Sept. 20 (UPI) -- A new study by Harvard University T. H. Chan School of Public Health found that women with post-traumatic stress disorder are at increased risk for lupus.
Lupus is a chronic inflammatory disease where the body's immune system attacks its own tissues and organs. Lupus causes inflammation that can affect many different body systems -- including joints, skin, kidneys, blood cells, brain, heart and lungs, according to the Mayo Clinic.
The study of 54,763 women, published today in Arthritis & Rheumatology, showed women with probable PTSD had an elevated risk of developing lupus nearly three times greater than those women without probable PTSD.
Researchers found the risk of developing lupus in women who had experienced any traumatic event was two times greater than women who had not experienced any trauma.
"We were surprised that exposure to trauma was so strongly associated with risk of lupus--trauma was a stronger predictor of developing lupus than smoking," Dr.
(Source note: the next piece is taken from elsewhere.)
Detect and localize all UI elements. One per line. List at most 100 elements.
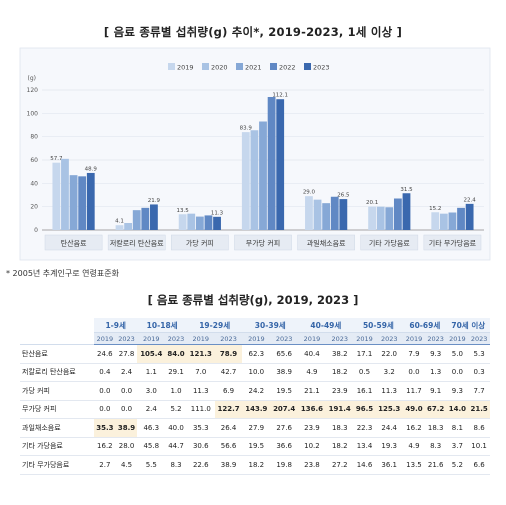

Andrea Roberts, of the Department of Environmental Health at the Harvard T. H. Chan School of Public Health, said in a news release. "Our results add to considerable scientific evidence that our mental health substantially affects our physical health, making access to mental health care even more urgent."
The findings add to increasing evidence that psychosocial trauma and stress responses can lead to autoimmune disease.